Calling trac_ik in parallel means valid solutions are not found due to timeouts

Issue #63 closed
Austin Gregg-Smith created an issue

Hi,

I have been using trac_ik in “speed” mode to return 1000 ik solutions each started from a random seed.

I am using an OpenMP for loop to run those 1000 queries in parallel. This has been working fine because an OpenMP for loop will only spawn 1 thread per processor by default so each trac_ik instance has a dedicated core to run it.

However, I noticed that if I spawn two threads, where each thread attempts to calculate 1000 ik calls, then trac_ik fails to find the majority of solutions for either thread. If I run the calls serially it works of course.

I had a look and I assume this is due the the timeout. If there is contention for the cpu time, then the timeout runs out before trac_ik has run enough iterations to find a solution.

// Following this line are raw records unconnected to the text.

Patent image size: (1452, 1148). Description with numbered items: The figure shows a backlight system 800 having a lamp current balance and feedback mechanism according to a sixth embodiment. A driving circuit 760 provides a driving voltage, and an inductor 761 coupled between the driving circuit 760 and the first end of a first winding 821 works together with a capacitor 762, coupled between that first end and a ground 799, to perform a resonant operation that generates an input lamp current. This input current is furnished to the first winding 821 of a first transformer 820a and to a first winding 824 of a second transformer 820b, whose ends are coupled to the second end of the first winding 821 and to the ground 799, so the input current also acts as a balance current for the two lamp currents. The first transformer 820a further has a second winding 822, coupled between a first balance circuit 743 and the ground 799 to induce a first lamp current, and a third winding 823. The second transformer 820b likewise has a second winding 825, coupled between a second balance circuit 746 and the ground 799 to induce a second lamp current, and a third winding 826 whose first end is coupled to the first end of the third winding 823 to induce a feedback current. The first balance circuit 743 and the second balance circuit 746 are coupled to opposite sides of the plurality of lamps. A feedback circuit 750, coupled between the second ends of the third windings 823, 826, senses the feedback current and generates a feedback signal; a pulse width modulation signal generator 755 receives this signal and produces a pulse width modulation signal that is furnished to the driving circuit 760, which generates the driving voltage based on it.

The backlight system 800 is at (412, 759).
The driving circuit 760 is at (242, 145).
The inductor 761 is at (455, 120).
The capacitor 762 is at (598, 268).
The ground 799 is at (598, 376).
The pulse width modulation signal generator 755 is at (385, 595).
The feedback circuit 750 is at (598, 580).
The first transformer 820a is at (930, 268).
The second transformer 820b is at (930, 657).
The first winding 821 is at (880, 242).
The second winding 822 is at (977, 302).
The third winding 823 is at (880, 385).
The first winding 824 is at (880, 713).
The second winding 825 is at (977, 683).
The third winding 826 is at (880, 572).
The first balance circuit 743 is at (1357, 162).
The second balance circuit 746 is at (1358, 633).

Is it possible to set an iteration count rather than a timeout so that the number of found IK solutions is the same regardless of how many threads call the function (I know there might be reduced time performance because of the contention, but this matters less than failing to find an ik solution that exists).

If that is not possible (and from looking at the codebase it looks it will be a bit difficult to extract the timeouts to replace with iteration counts), am I doing something incorrectly? Is it possible to call trac_ik in parallel and get the same results as calling it serially?

Thanks,

Austin

Comments (13)

  1. Austin Gregg-Smith reporter

    I create a new instance of trac_ik for each iteration that is never shared so I don’t think that should be an issue. Ie, calling 1000 ik from two threads = 2000 individual trac_ik initialisations that are thrown away immediately after their first solve. I have been running the code for a long time and never had any thread crashing problems.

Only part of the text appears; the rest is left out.